Data center REIT Digital Realty Trust (DLR) is up 36% over the past year, about in-line with the overall stock market, before accounting for its dividend. One trader sees shares pulling back over the coming weeks.
That’s based on the December 20 $170 puts. With 39 days until expiration, 8,417 contracts traded compared to a prior open interest of 191, for a 44-fold rise in volume on the trade. The buyer of the puts paid $2.10 to make the bearish bet.
Digital Realty last traded for about $178, meaning shares would need to drop by $8, or about 4.5%, for the option to move in-the-money.
Shares recently spiked to a 52-week high of $193.88 before they started to pull back. Filling the price gap would take the stock back to the $165 range.

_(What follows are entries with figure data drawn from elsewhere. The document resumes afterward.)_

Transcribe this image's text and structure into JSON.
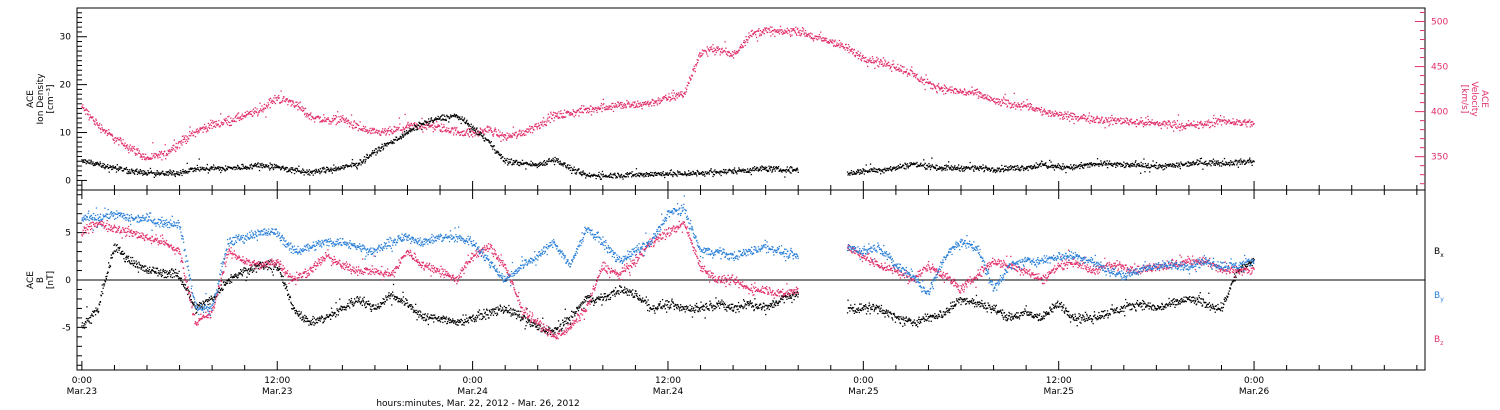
{
  "chart_data": [
    {
      "type": "scatter",
      "panel": "top",
      "ylabel_lines": [
        "ACE",
        "Ion Density",
        "[cm⁻³]"
      ],
      "ylim": [
        -2,
        36
      ],
      "yticks": [
        0,
        10,
        20,
        30
      ],
      "y2label_lines": [
        "ACE",
        "Velocity",
        "[km/s]"
      ],
      "y2lim": [
        313,
        515
      ],
      "y2ticks": [
        350,
        400,
        450,
        500
      ],
      "series": [
        {
          "key": "density",
          "axis": "left",
          "color": "#000000",
          "x": [
            0,
            1,
            2,
            3,
            4,
            5,
            6,
            7,
            8,
            9,
            10,
            11,
            12,
            13,
            14,
            15,
            16,
            17,
            18,
            19,
            20,
            21,
            22,
            23,
            24,
            25,
            26,
            27,
            28,
            29,
            30,
            31,
            32,
            33,
            34,
            35,
            36,
            37,
            38,
            39,
            40,
            41,
            42,
            43,
            44,
            45,
            46,
            47,
            48,
            49,
            50,
            51,
            52,
            53,
            54,
            55,
            56,
            57,
            58,
            59,
            60,
            61,
            62,
            63,
            64,
            65,
            66,
            67,
            68,
            69,
            70,
            71,
            72
          ],
          "y": [
            4,
            3.5,
            2.6,
            2,
            1.5,
            1.4,
            1.6,
            2.5,
            2.5,
            2.5,
            2.8,
            3.2,
            2.8,
            2.1,
            1.6,
            2.2,
            2.6,
            3.5,
            6,
            8,
            10,
            12,
            13,
            13.5,
            11,
            8,
            4,
            3.6,
            3.2,
            4.5,
            2.5,
            1,
            1,
            1.1,
            1.2,
            1.3,
            1.4,
            1.4,
            1.5,
            1.7,
            2,
            2.2,
            2.5,
            2.2,
            2.2,
            null,
            null,
            1.4,
            2,
            2.2,
            2.6,
            3.4,
            3,
            2.6,
            2.6,
            2.6,
            2.4,
            2.5,
            2.7,
            3.2,
            2.8,
            2.8,
            3.3,
            3.5,
            3.2,
            3.1,
            2.9,
            3.1,
            3.5,
            3.8,
            3.6,
            3.8,
            4
          ]
        },
        {
          "key": "velocity",
          "axis": "right",
          "color": "#e0306a",
          "x": [
            0,
            1,
            2,
            3,
            4,
            5,
            6,
            7,
            8,
            9,
            10,
            11,
            12,
            13,
            14,
            15,
            16,
            17,
            18,
            19,
            20,
            21,
            22,
            23,
            24,
            25,
            26,
            27,
            28,
            29,
            30,
            31,
            32,
            33,
            34,
            35,
            36,
            37,
            38,
            39,
            40,
            41,
            42,
            43,
            44,
            45,
            46,
            47,
            48,
            49,
            50,
            51,
            52,
            53,
            54,
            55,
            56,
            57,
            58,
            59,
            60,
            61,
            62,
            63,
            64,
            65,
            66,
            67,
            68,
            69,
            70,
            71,
            72
          ],
          "y": [
            405,
            385,
            370,
            360,
            348,
            352,
            365,
            378,
            385,
            390,
            395,
            402,
            415,
            410,
            395,
            390,
            392,
            382,
            376,
            378,
            383,
            385,
            382,
            378,
            376,
            380,
            372,
            376,
            385,
            395,
            398,
            402,
            405,
            407,
            407,
            410,
            415,
            420,
            465,
            470,
            462,
            485,
            490,
            488,
            490,
            482,
            478,
            470,
            460,
            455,
            450,
            442,
            430,
            425,
            422,
            420,
            412,
            408,
            408,
            400,
            396,
            393,
            393,
            390,
            390,
            388,
            387,
            386,
            384,
            386,
            390,
            388,
            387
          ]
        }
      ]
    },
    {
      "type": "scatter",
      "panel": "bottom",
      "ylabel_lines": [
        "ACE",
        "B",
        "[nT]"
      ],
      "ylim": [
        -9.5,
        9.5
      ],
      "yticks": [
        -5,
        0,
        5
      ],
      "series": [
        {
          "key": "bx",
          "name": "B",
          "sub": "x",
          "color": "#000000",
          "x": [
            0,
            1,
            2,
            3,
            4,
            5,
            6,
            7,
            8,
            9,
            10,
            11,
            12,
            13,
            14,
            15,
            16,
            17,
            18,
            19,
            20,
            21,
            22,
            23,
            24,
            25,
            26,
            27,
            28,
            29,
            30,
            31,
            32,
            33,
            34,
            35,
            36,
            37,
            38,
            39,
            40,
            41,
            42,
            43,
            44,
            45,
            46,
            47,
            48,
            49,
            50,
            51,
            52,
            53,
            54,
            55,
            56,
            57,
            58,
            59,
            60,
            61,
            62,
            63,
            64,
            65,
            66,
            67,
            68,
            69,
            70,
            71,
            72
          ],
          "y": [
            -5,
            -3,
            3.5,
            2,
            1,
            0.8,
            0.5,
            -3,
            -2,
            0,
            1,
            1.5,
            1.5,
            -3,
            -4.5,
            -4,
            -3,
            -2,
            -3,
            -1.5,
            -2.5,
            -4,
            -4,
            -4.5,
            -4,
            -3.5,
            -3,
            -4,
            -5,
            -5.5,
            -4,
            -2,
            -2,
            -1,
            -1.5,
            -3,
            -2.5,
            -3,
            -3,
            -2.5,
            -3,
            -2.5,
            -3,
            -2,
            -1.5,
            null,
            null,
            -3,
            -3,
            -3,
            -4,
            -4.5,
            -4,
            -3.5,
            -2,
            -2.5,
            -3,
            -4,
            -3.5,
            -4,
            -2.5,
            -4,
            -4,
            -3.5,
            -3,
            -2.5,
            -3,
            -2.5,
            -2,
            -2.5,
            -3,
            1,
            2
          ]
        },
        {
          "key": "by",
          "name": "B",
          "sub": "y",
          "color": "#2a7fd8",
          "x": [
            0,
            1,
            2,
            3,
            4,
            5,
            6,
            7,
            8,
            9,
            10,
            11,
            12,
            13,
            14,
            15,
            16,
            17,
            18,
            19,
            20,
            21,
            22,
            23,
            24,
            25,
            26,
            27,
            28,
            29,
            30,
            31,
            32,
            33,
            34,
            35,
            36,
            37,
            38,
            39,
            40,
            41,
            42,
            43,
            44,
            45,
            46,
            47,
            48,
            49,
            50,
            51,
            52,
            53,
            54,
            55,
            56,
            57,
            58,
            59,
            60,
            61,
            62,
            63,
            64,
            65,
            66,
            67,
            68,
            69,
            70,
            71,
            72
          ],
          "y": [
            6.5,
            6.5,
            7,
            6.5,
            6.5,
            6,
            6,
            -3,
            -3,
            4,
            4.5,
            5,
            5,
            3,
            3.5,
            4,
            4,
            3.5,
            3,
            4,
            4.5,
            4,
            4.5,
            4.5,
            4,
            2,
            0,
            1.5,
            2.5,
            4,
            1.5,
            5.5,
            4,
            2,
            3,
            4,
            7,
            7.5,
            3,
            3,
            2.5,
            3,
            3.5,
            3,
            2.5,
            null,
            null,
            3.5,
            3,
            3.5,
            1.5,
            0.5,
            -1.5,
            2.5,
            4,
            3.5,
            -1,
            1.5,
            2,
            2,
            2.5,
            2.5,
            2,
            1,
            0.5,
            1,
            1.5,
            1.5,
            1.5,
            2,
            1.5,
            1.5,
            2
          ]
        },
        {
          "key": "bz",
          "name": "B",
          "sub": "z",
          "color": "#e0306a",
          "x": [
            0,
            1,
            2,
            3,
            4,
            5,
            6,
            7,
            8,
            9,
            10,
            11,
            12,
            13,
            14,
            15,
            16,
            17,
            18,
            19,
            20,
            21,
            22,
            23,
            24,
            25,
            26,
            27,
            28,
            29,
            30,
            31,
            32,
            33,
            34,
            35,
            36,
            37,
            38,
            39,
            40,
            41,
            42,
            43,
            44,
            45,
            46,
            47,
            48,
            49,
            50,
            51,
            52,
            53,
            54,
            55,
            56,
            57,
            58,
            59,
            60,
            61,
            62,
            63,
            64,
            65,
            66,
            67,
            68,
            69,
            70,
            71,
            72
          ],
          "y": [
            5,
            6,
            5.5,
            5,
            4.5,
            4,
            3,
            -4.5,
            -3.5,
            3,
            2,
            1.5,
            2,
            0,
            1,
            2.5,
            1.5,
            1,
            1,
            0.5,
            3,
            1.5,
            1,
            0,
            2.5,
            3.5,
            1.5,
            -3,
            -4.5,
            -6,
            -5,
            -3,
            1.5,
            0.5,
            2,
            4,
            5,
            6,
            1.5,
            0,
            0,
            -1,
            -1,
            -1.5,
            -1,
            null,
            null,
            3.5,
            2.5,
            1.5,
            1,
            0,
            1.5,
            0.5,
            -1,
            0.5,
            2,
            1.5,
            1,
            0,
            1.5,
            2,
            1,
            1.5,
            1.5,
            1,
            1.5,
            1.5,
            2,
            2,
            1,
            1,
            1
          ]
        }
      ]
    }
  ],
  "x_axis": {
    "range_hours": [
      0,
      72
    ],
    "extent_hours": [
      -0.3,
      82.5
    ],
    "major_hours": [
      0,
      12,
      24,
      36,
      48,
      60,
      72
    ],
    "major_time_labels": [
      "0:00",
      "12:00",
      "0:00",
      "12:00",
      "0:00",
      "12:00",
      "0:00"
    ],
    "major_date_labels": [
      "Mar.23",
      "Mar.23",
      "Mar.24",
      "Mar.24",
      "Mar.25",
      "Mar.25",
      "Mar.26"
    ],
    "title": "hours:minutes, Mar. 22, 2012 - Mar. 26, 2012"
  },
  "colors": {
    "black": "#000000",
    "blue": "#2a7fd8",
    "pink": "#e0306a"
  }
}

Digital Realty is seen on a play on the growing demand for data centers to power AI. But the REIT’s performance has been sluggish, with revenues up by just 2% over the past year.
Action to take: While there’s a long-term uptrend, in the short-term the trend has been lower. Interested buyers can likely pick up shares in the mid $160 range, at the gap fill.
As a REIT, Digital Realty is structured to pay a 2.8% dividend.
For traders, the December 20 $170 puts are well positioned for shares to continue their short-term downtrend and look to fill the prior price gap higher. Traders can likely see mid-to-high double-digit returns.
Disclosure: The author of this article has no position in the company mentioned here, but may trade after the next 72 hours. The author receives no compensation from any company mentioned in this article.